The contemporary corporate business enterprise is a strategic network of international organizations that has a global workforce. Besides having foreign suppliers and venders many have international business partnerships as well.
On a regular basis, business professionals work across national borders and with individuals and team members from various cultures. As work becomes more international and business operations more deeply intertwined with global economics, it is becoming more cosmopolitan in nature.
Professionals engage with, and at times even befriend, colleagues and clients from many nations. They now live and work “in the world,” not “in just one nation.” Practically speaking, because of how organizations are networked, they do not work “just for one company” either, but for many. Increasingly, inter-organizational teams are becoming common occurrences.

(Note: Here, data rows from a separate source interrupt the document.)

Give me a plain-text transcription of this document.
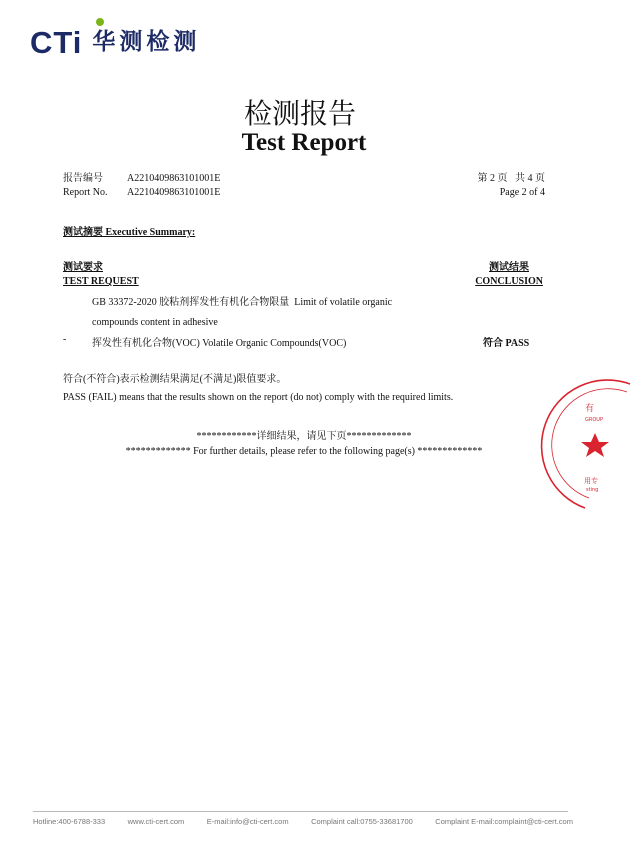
CTi 华测检测
检测报告
Test Report
报告编号 A2210409863101001E
Report No. A2210409863101001E
第 2 页   共 4 页
Page 2 of 4
测试摘要 Executive Summary:
测试要求
TEST REQUEST
测试结果
CONCLUSION
GB 33372-2020 胶粘剂挥发性有机化合物限量  Limit of volatile organic
compounds content in adhesive
-	挥发性有机化合物(VOC) Volatile Organic Compounds(VOC)	符合 PASS
符合(不符合)表示检测结果满足(不满足)限值要求。
PASS (FAIL) means that the results shown on the report (do not) comply with the required limits.
************详细结果，请见下页*************
************* For further details, please refer to the following page(s) *************
有
GROUP
用专
sting
Hotline:400-6788-333	www.cti-cert.com	E-mail:info@cti-cert.com	Complaint call:0755-33681700	Complaint E-mail:complaint@cti-cert.com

Thus, today’s organizational professional is a cosmopolitan individual, a citizen of the world who routinely interacts with people with differing cultural world views, leadership perspectives and work styles. Further, because of the interdependent nature of the distributed organization’s structure, one’s work affects business enterprises and civic communities worldwide. One’s work activities contribute to the prosperity and stability of many countries, not just one’s home country. One’s work shapes world economies and significantly affects daily lives globally.
It can then be said that in today’s global marketplace, organizational leaders are challenged to re-envision themselves, to understand themselves not merely as business professionals but as global civic members. The same holds for the business enterprises that employ them. They are to be culturally sensitive, socially-minded global corporate citizens, acting in a responsible manner that is in the best interest of the people of the world, not just their own company or country.

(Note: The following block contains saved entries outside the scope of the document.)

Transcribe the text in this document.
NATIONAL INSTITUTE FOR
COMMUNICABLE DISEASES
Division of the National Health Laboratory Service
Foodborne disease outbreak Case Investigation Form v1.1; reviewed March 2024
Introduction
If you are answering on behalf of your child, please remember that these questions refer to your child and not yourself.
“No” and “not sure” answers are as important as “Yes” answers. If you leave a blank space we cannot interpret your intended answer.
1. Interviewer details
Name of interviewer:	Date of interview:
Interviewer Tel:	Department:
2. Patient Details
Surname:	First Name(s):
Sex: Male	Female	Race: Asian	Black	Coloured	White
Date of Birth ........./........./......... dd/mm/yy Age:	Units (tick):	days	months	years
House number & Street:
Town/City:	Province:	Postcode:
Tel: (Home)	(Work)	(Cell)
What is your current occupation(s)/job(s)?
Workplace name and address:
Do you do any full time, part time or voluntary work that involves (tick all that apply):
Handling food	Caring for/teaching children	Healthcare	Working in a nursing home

Organizations and their leaders, then, are challenged to be successful and profitable while acting with a sense of integrity that entails working for the common good. They are to have a social entrepreneurial perspective, value set and spirit that promotes an equitable, interdependent world and a sustainable future. Professionals are being called to sincerely:
• Lead and manage with a sense of integrity that tempers self-interest with social responsibility;
• Seek the mutual benefit of world-wide organizational stakeholders;
• Be social entrepreneurs who envision and work to foster an equitable and interdependent world;
• Lead organizations so they enhance the communities in which they exist—local, regional, national and global; and
• Develop and maintain business practices and organizational values rooted in transparency and sustainability, thus managing in a fashion that creates a viable and healthy future.
Not only does the above situation require a re-envisioning of the professional as global citizen, and of international organizations as global civic community members, it requires a radical rethinking of business success and business partnership dynamics. From a systems and sustainability perspective, individual organizations are successful if they enable the effective operation and prosperity of the entire network in which they belong. They are successful if they actively contribute to the advancement of the economies of their home country plus the economies of the countries in which their business partners and vendors exist and in which their distributed workforce and customers live.

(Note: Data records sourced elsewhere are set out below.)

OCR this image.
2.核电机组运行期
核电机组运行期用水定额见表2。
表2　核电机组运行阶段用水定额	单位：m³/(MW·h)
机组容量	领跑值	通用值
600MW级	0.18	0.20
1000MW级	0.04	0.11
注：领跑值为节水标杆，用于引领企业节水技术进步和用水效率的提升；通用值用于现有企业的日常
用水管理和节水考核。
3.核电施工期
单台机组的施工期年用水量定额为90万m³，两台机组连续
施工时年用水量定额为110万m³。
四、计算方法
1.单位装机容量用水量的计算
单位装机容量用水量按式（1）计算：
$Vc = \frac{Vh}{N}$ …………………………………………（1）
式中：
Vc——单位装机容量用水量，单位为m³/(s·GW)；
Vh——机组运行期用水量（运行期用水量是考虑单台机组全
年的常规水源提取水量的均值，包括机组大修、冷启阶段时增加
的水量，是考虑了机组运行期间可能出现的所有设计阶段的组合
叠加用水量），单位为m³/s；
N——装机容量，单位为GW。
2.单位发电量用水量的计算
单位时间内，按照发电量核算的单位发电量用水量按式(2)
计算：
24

Corporate social responsibility, then, is not an added component to management styles and business operations, but a way of being an organizational leader and a manner in which business is conducted. It is about professional identity and purpose and organizational integrity and mission. It is about a business model and economic strategy rooted in global interdependence and worldwide flourishing.
While this perspective may seem altruistic, interestingly, with the national economies being so intertwined, and with business operations and profitability being so dependent upon both distributed organizational structures and a global workforce, any business approach that is not founded in a “prosperity for the global common good” viewpoint seems to not be very business savvy.
Challenging, but a vantage point to consider.